當英國喬治‧歐威爾的政治諷喻科幻小說《1984》遇上俄國寫實主義劇作家契訶夫的《三姐妹》,會是如何的光景?

2017年底,由台灣「莎士比亞的妹妹們的劇團」(簡稱「莎妹劇團」)與日本「第七劇場」合作的劇碼《1984,三姊妹一家子的日子》在台、日上演。劇本由莎妹劇團的王嘉明改寫,第七劇場的鳴海康平導演,兩人共譜網路世代裡的現代寓言,在劇場上探索台日合作的可能性。

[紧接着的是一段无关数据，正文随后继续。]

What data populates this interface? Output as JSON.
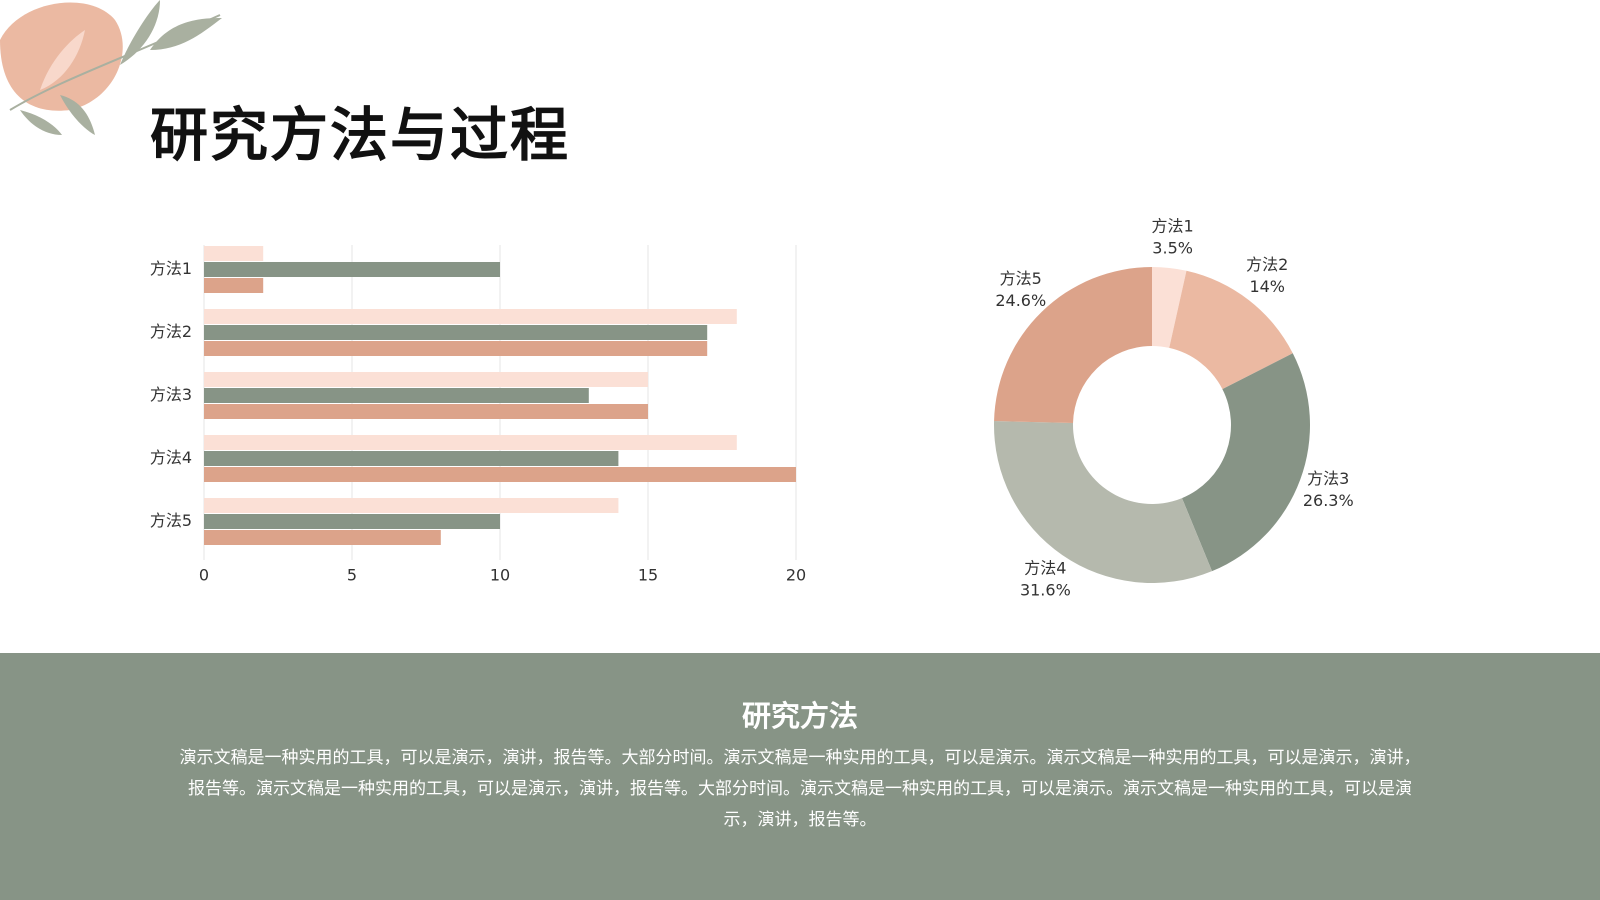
{
  "title": "研究方法与过程",
  "chart_data": [
    {
      "type": "bar",
      "orientation": "horizontal",
      "categories": [
        "方法1",
        "方法2",
        "方法3",
        "方法4",
        "方法5"
      ],
      "series": [
        {
          "color": "#fbe0d6",
          "values": [
            2,
            18,
            15,
            18,
            14
          ]
        },
        {
          "color": "#879486",
          "values": [
            10,
            17,
            13,
            14,
            10
          ]
        },
        {
          "color": "#dca38a",
          "values": [
            2,
            17,
            15,
            20,
            8
          ]
        }
      ],
      "xlim": [
        0,
        20
      ],
      "xticks": [
        0,
        5,
        10,
        15,
        20
      ],
      "grid": true
    },
    {
      "type": "donut",
      "categories": [
        "方法1",
        "方法2",
        "方法3",
        "方法4",
        "方法5"
      ],
      "values": [
        3.5,
        14,
        26.3,
        31.6,
        24.6
      ],
      "value_labels": [
        "3.5%",
        "14%",
        "26.3%",
        "31.6%",
        "24.6%"
      ],
      "colors": [
        "#fbe0d6",
        "#ebb9a2",
        "#879486",
        "#b5b9ad",
        "#dca38a"
      ]
    }
  ],
  "section": {
    "heading": "研究方法",
    "body": "演示文稿是一种实用的工具，可以是演示，演讲，报告等。大部分时间。演示文稿是一种实用的工具，可以是演示。演示文稿是一种实用的工具，可以是演示，演讲，报告等。演示文稿是一种实用的工具，可以是演示，演讲，报告等。大部分时间。演示文稿是一种实用的工具，可以是演示。演示文稿是一种实用的工具，可以是演示，演讲，报告等。"
  }
}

「將俄國劇作家契科夫的《三姊妹》加上喬治‧歐威爾的《1984》,這個念頭『真的非常可怕的難』。」這句話王嘉明重複了兩次。

《1984》+《三姊妹》

《1984》是諷刺極權主義的政治小說,多數的篇幅是主角Winston的自言自語,他意圖抵抗老大哥的監控,爭取個人的自主、自由,呈現的是「一個人」的觀點。而《三姊妹》的形式是劇本,講述家庭中三姐妹的際遇,是「群體」的故事。契科夫利用對白描述人際關係的細節,寫實地呈現現實生活的樣態,許多台詞就像日常不時出現的無意義對話,表現生活的空洞和無力感,兩者的主題和語言風格是截然不同的,王嘉明解釋。

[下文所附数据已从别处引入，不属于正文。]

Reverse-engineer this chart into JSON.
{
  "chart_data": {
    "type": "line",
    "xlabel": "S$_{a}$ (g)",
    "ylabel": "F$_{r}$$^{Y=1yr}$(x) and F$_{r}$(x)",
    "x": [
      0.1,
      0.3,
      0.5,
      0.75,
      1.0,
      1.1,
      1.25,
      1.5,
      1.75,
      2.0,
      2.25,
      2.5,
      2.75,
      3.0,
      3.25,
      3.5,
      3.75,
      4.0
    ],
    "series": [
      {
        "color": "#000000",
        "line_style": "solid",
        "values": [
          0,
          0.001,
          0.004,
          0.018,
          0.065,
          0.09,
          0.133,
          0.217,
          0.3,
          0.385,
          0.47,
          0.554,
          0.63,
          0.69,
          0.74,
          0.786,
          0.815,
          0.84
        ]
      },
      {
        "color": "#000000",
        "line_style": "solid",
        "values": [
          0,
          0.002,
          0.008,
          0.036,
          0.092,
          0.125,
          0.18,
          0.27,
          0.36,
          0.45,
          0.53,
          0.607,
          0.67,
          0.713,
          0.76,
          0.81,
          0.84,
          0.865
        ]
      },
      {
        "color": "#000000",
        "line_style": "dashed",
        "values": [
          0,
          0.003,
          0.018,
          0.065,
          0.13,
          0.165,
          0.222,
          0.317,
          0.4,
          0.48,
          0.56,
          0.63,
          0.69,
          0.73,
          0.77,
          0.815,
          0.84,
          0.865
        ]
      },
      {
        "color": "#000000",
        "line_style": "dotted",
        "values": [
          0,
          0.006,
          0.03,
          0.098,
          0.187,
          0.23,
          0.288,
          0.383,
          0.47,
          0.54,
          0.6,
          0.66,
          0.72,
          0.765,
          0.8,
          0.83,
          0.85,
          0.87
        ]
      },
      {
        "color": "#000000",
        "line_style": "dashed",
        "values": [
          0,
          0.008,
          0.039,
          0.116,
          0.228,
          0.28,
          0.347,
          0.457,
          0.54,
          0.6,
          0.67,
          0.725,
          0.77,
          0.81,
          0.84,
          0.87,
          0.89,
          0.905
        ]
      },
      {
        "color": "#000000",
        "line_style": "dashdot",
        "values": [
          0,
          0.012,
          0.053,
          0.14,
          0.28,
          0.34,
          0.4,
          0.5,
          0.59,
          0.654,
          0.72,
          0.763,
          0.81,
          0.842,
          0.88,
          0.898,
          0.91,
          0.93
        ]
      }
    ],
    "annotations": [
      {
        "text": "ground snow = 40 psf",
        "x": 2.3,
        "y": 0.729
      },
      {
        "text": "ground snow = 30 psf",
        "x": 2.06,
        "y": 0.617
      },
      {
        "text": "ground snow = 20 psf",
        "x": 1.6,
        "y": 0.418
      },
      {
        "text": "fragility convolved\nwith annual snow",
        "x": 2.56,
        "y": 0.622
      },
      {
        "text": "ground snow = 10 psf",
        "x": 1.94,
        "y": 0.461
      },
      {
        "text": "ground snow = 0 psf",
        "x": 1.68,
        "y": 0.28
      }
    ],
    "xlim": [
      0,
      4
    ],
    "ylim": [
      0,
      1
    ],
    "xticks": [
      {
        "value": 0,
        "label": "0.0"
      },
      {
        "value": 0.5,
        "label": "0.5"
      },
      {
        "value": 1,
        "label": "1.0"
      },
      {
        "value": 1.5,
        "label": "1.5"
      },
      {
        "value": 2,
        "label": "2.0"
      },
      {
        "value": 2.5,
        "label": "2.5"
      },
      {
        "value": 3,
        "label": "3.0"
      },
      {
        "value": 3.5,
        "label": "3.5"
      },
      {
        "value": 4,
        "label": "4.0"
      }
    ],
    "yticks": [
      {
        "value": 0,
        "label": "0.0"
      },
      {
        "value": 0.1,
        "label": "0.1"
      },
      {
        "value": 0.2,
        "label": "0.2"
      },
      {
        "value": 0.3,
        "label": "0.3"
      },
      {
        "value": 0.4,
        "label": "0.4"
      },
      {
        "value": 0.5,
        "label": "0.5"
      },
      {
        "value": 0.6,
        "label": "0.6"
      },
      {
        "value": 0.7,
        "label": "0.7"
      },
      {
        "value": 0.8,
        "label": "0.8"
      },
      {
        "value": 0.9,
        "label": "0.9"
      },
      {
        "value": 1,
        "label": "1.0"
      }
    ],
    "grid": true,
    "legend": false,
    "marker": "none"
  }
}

設想了多種組合可能性後,王嘉明最終決定保留《三姊妹》的架構,將《1984》的「監控」融入三姐妹的生活中,讓群體成為監控的來源,完成了《1984,三姊妹一家子的日子》。王嘉明提問:「當監視來自於最親密的彼此時,這個家庭會走到怎麼樣的地步?」。

以道德和親密關係為牽制,不管是家庭成員言談間無意的勸阻,或是有意的關心,都成為無所不在的監視。三姊妹的大哥Winston,他始終質疑大企業無所不在地監視和操控,親友反勸他別想太多,要他試著融入社會,好好過日子。最終他被送進101室(《1984》書中進行思想改造的房間),臣服於老大哥的洗腦。小妹Irena則從一開場是個天真浪漫的少女,變成看不慣異己的存在、舉槍執行自身正義的行刑者(槍殺了所有家庭成員)。

寓言故事的背後

這樣一部講述網路世代監控無所不在的寓言裡,在故事主線之外,兩位導演埋入更多與當代社會互文的隱喻。

王嘉明把故事背景設定在世界剛經歷一場核戰後的無政府狀態,各項資源重新分配,由三大企業:美洲的Apple Shell 會社、亞洲的GooBrother會社、非洲的Deep Monsando會社(暗指蘋果公司、Google、基因改造公司孟山都)所壟斷,一切的資訊與知識來自網路共享,娛樂和休閒也由這些大企業提供,世界「看似」便利且自由。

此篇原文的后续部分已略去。